Greer describes his process, and the joys of a writer’s colony
Question: Is it easier to write in New York or San Francisco?
Andrew Sean Greer: That’s hard. I was so young when I was in New York. I certainly wrote a lot. But last time I was here I found it really distracting. It was hard to stay indoors because I wanted to be out all the time. I think the most important thing is to just get a ritual down wherever you are.
Question: What is your writing process?
Andrew Sean Greer: The process. Well, there’s two parts to it. There’s the long-term process of a novel and then there’s the daily stuff. You know, it’s like planning for a marathon. You set up your training schedule, you know, you have your idea and I plot it out, I make a huge outline of it and then I work every day about 9:00 to 2:00 or 3:00. I have to get three pages done every day and there’s usually a point about 150 pages in where everything falls apart, where all the plans are for naught. The book has become something else and I have a nervous breakdown and then I submit to what the book has become and I keep going and that’s a terrible and then a great time. No one likes to be around me during that.
Question: What is your advice to young writers?
Andrew Sean Greer: It’s so hard to know what to tell people. I mean, I really think it’s just what everyone says, it’s a willpower kind of a game because the weirdest part in graduate school was that the most talented writers were not the ones that became writers, it was dogged ones and that’s actually talent too, I guess. Is just being willing to go every day and stay there until the pages appear every day. I tell this to my students too. I’m, like, I know you can write a short story overnight, but that’s not the job. It’s not a long-term skill. You need to write a short story over a month, every month, and I think that’s it.
Question: Was graduate school the right decision?
Andrew Sean Greer: It was. I don’t think it’s the right decision for everyone. You know, I was coming from New York, I couldn’t afford anything. I was having a hard time figuring how to be a writer here and going to Montana was a very attractive, completely different plan and it worked out great for me, but I’m not sure it helped my writing, you know. Because you have a committee of people who are also young like you and don’t really know how to do it well either, so it’s a funny committee to be submitting your work to. You have to really know, be confident in what you’re doing because I wasn’t writing like anyone else there and that was hard for me to figure out and it’s destructive to a novel for sure because you meet every week with part of a novel. Really what
you should tell a novelist is keep going until you finish the draft. Don’t show it to anyone.
Question: Do trees enable writing?
Andrew Sean Greer: Oh, in Montana? Yeah, it was great, but then also, it was pretty cold, dark winters. I guess that helps novel writing too historically, but it also helps drinking, you know, at those times, but maybe that helps a novel too. But I love it. I go every year and stay for a long time. I love going to writers’ colonies in pastoral settings where there’s nothing to do, but either walk around or read a book or work on your book and they all seem helpful.

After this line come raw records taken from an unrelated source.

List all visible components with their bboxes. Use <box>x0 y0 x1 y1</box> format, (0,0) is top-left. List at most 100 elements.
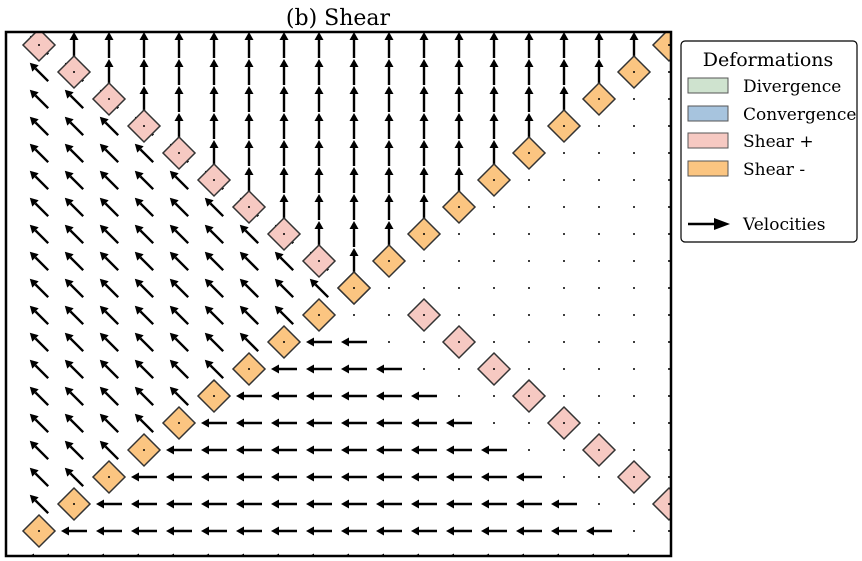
velocity-arrow <box>306 418 332 428</box>
velocity-arrow <box>61 526 87 536</box>
velocity-dot <box>598 395 600 397</box>
velocity-arrow <box>524 59 534 85</box>
velocity-arrow <box>411 526 437 536</box>
velocity-arrow <box>376 364 402 374</box>
velocity-arrow <box>64 305 85 326</box>
velocity-dot <box>633 206 635 208</box>
velocity-dot <box>528 449 530 451</box>
velocity-dot <box>563 449 565 451</box>
velocity-arrow <box>384 167 394 193</box>
velocity-arrow <box>349 248 359 274</box>
velocity-arrow <box>134 413 155 434</box>
velocity-dot <box>493 422 495 424</box>
velocity-arrow <box>481 472 507 482</box>
velocity-dot <box>668 395 670 397</box>
velocity-dot <box>528 206 530 208</box>
velocity-arrow <box>64 440 85 461</box>
velocity-arrow <box>446 472 472 482</box>
velocity-dot <box>563 152 565 154</box>
shear-plus-marker <box>581 432 617 468</box>
velocity-arrow <box>29 62 50 83</box>
velocity-arrow <box>489 86 499 112</box>
velocity-arrow <box>134 224 155 245</box>
velocity-arrow <box>96 499 122 509</box>
velocity-dot <box>598 152 600 154</box>
velocity-arrow <box>64 89 85 110</box>
velocity-arrow <box>201 472 227 482</box>
velocity-arrow <box>69 32 79 58</box>
velocity-arrow <box>341 499 367 509</box>
shear-minus-marker <box>161 405 197 441</box>
velocity-dot <box>423 341 425 343</box>
velocity-arrow <box>454 32 464 58</box>
velocity-dot <box>493 341 495 343</box>
legend-swatch <box>687 105 729 122</box>
shear-minus-marker <box>126 432 162 468</box>
velocity-arrow <box>274 251 295 272</box>
velocity-arrow <box>104 59 114 85</box>
velocity-arrow <box>594 59 604 85</box>
velocity-arrow <box>446 499 472 509</box>
velocity-arrow <box>271 499 297 509</box>
velocity-arrow <box>559 86 569 112</box>
velocity-arrow <box>99 359 120 380</box>
velocity-arrow <box>201 445 227 455</box>
velocity-arrow <box>99 170 120 191</box>
velocity-arrow <box>376 526 402 536</box>
velocity-arrow <box>239 224 260 245</box>
velocity-arrow <box>279 140 289 166</box>
velocity-dot <box>633 503 635 505</box>
velocity-dot <box>668 287 670 289</box>
velocity-arrow <box>314 140 324 166</box>
velocity-arrow <box>384 194 394 220</box>
velocity-arrow <box>516 472 542 482</box>
velocity-arrow <box>271 472 297 482</box>
legend-item: Shear + <box>687 132 814 152</box>
velocity-dot <box>458 287 460 289</box>
velocity-dot <box>598 476 600 478</box>
velocity-dot <box>598 287 600 289</box>
velocity-dot <box>493 233 495 235</box>
shear-plus-marker <box>91 81 127 117</box>
velocity-arrow <box>411 445 437 455</box>
velocity-dot <box>388 314 390 316</box>
velocity-arrow <box>236 499 262 509</box>
velocity-arrow <box>349 221 359 247</box>
velocity-arrow <box>411 391 437 401</box>
velocity-arrow <box>586 526 612 536</box>
velocity-dot <box>563 179 565 181</box>
velocity-arrow <box>169 224 190 245</box>
velocity-dot <box>668 233 670 235</box>
velocity-arrow <box>99 413 120 434</box>
velocity-arrow <box>99 224 120 245</box>
axes-frame <box>4 30 673 558</box>
velocity-dot <box>633 422 635 424</box>
velocity-arrow <box>341 526 367 536</box>
velocity-arrow <box>64 332 85 353</box>
velocity-arrow <box>446 526 472 536</box>
velocity-arrow <box>279 194 289 220</box>
shear-minus-marker <box>21 513 57 549</box>
velocity-arrow <box>454 140 464 166</box>
velocity-arrow <box>411 499 437 509</box>
velocity-dot <box>563 341 565 343</box>
shear-minus-marker <box>476 162 512 198</box>
velocity-arrow <box>64 170 85 191</box>
legend-label: Convergence <box>743 105 856 125</box>
velocity-dot <box>458 395 460 397</box>
velocity-dot <box>633 341 635 343</box>
velocity-arrow <box>134 278 155 299</box>
velocity-arrow <box>419 113 429 139</box>
shear-plus-marker <box>616 459 652 495</box>
velocity-dot <box>528 422 530 424</box>
velocity-arrow <box>384 140 394 166</box>
legend-title: Deformations <box>703 49 834 71</box>
velocity-dot <box>668 260 670 262</box>
velocity-arrow <box>134 197 155 218</box>
velocity-arrow <box>201 526 227 536</box>
velocity-dot <box>668 125 670 127</box>
velocity-arrow <box>306 364 332 374</box>
velocity-dot <box>493 206 495 208</box>
velocity-arrow <box>201 499 227 509</box>
velocity-arrow <box>29 386 50 407</box>
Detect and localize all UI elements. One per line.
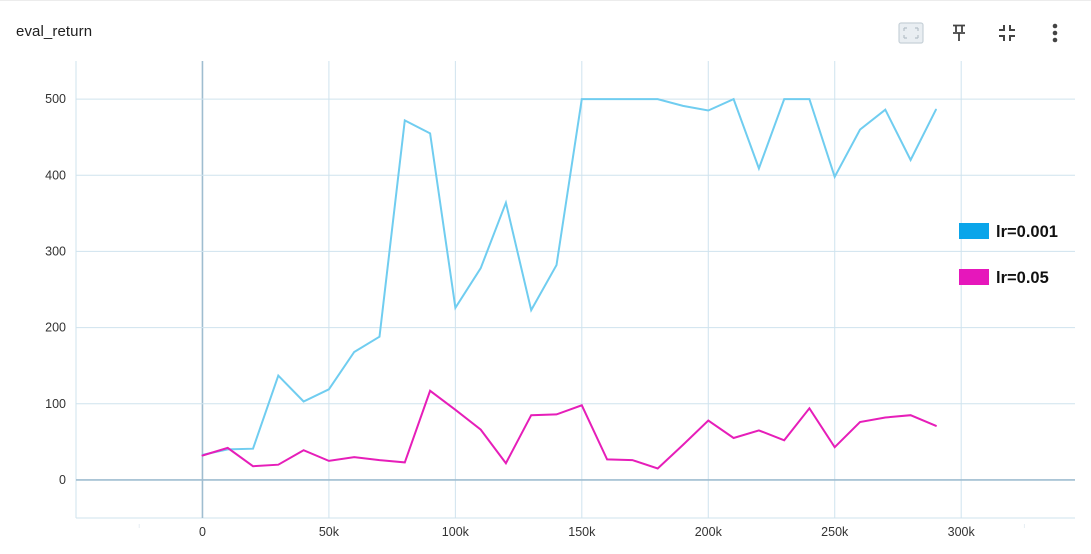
pin-icon [951,24,967,42]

Question: What’s your favorite writers colony?
Andrew Sean Greer: In New Hampshire, the McDowell colony. I’m going there in a month. Yeah, can’t wait. Because you work all day and produce so much work and it doesn’t feel like work. It just feels like when you start out writing and you just want to write all the time and you’re just so excited about everything you’re doing. It feels like that again and it’s hard to recreate because a lot of times it feels like a job like you’re building something really huge.